There are many other places where using the definite article is very weird in English, but it still requires it in the translation. I guess it's just inconsistently applied, but it's going to get frustrating when it needs you to write out the whole thing and you have to remember which sentences want "the" and which don't rather than what's grammatically sensible in English.
If you say het ontbijt, you know which breakfast you are talking about. Usually the one you are about to have, but it could also be the breakfast that is served in the hotel you booked.
Ontbijt is .., is more general. Like you would say love is...
So gramatticaly not incorrect but only in a conversation about what breakfast constitutes for you. But .. Who has those kind of conversation
Another example; happiness is..(beer and a hammock).
(I think it might have something to do with being uncountable?) So only in those kind of cases it would Edit, month later: no idea where I was going with this last part... And I might have meant abstract instead of uncountable, but with me stopping midsentence we will never know..
When I said "The breakfast is A egg and coffee", it marked it wrong just for that tiny little mistake, but sometimes, like a recent problem before that, when I said "baname", instead of "banan", because I had to translate "banana", it marked it as correct, saying I had just misspelled that word. Can somebody tell me why that is?
In my experience, Duolingo will allow spelling mistakes as long as what you write is not another recognized word. Therefore, if you write "banama" instead of "banana" it will allow it as "banama" is not a word in English, whereas an input such as "bananas" might be flagged as wrong as this is essentially another word in the dictionary (according to Duolingo) and not a 'spelling mistake' variant of the correct word.

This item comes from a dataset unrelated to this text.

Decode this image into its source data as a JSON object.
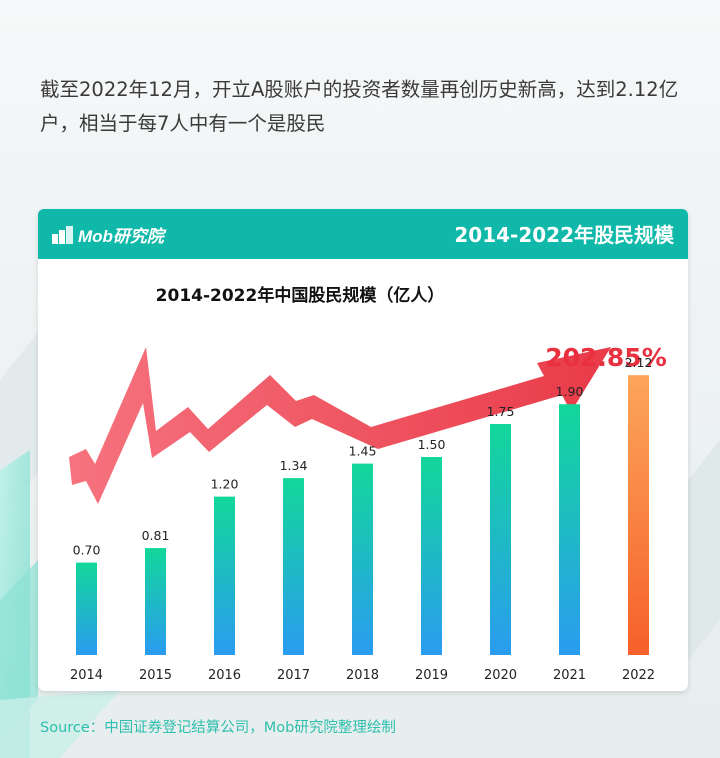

In contrast to "de ontbijt"? In most languages that classify nouns in certain groups the grammatical gender has no strict "why", based for example on the meaning of a word. It is simply a convention you have to learn. Why would it be "de ontbijt" instead?
However, if you want to learn more about Dutch's grammatical gender, maybe this is a good place to start: http://en.wikipedia.org/wiki/Gender_in_Dutch_grammar
Wow the guy finally learned to speak softly. He doesn't sound as harsh (don't know how to describe it) as he used to. New audio or is it just the first few skills that are painfull to listen to and totally misrepresent the language.
Each lesson I thought my god, there is gonna be a whole bunch of people thinking we sound this awful.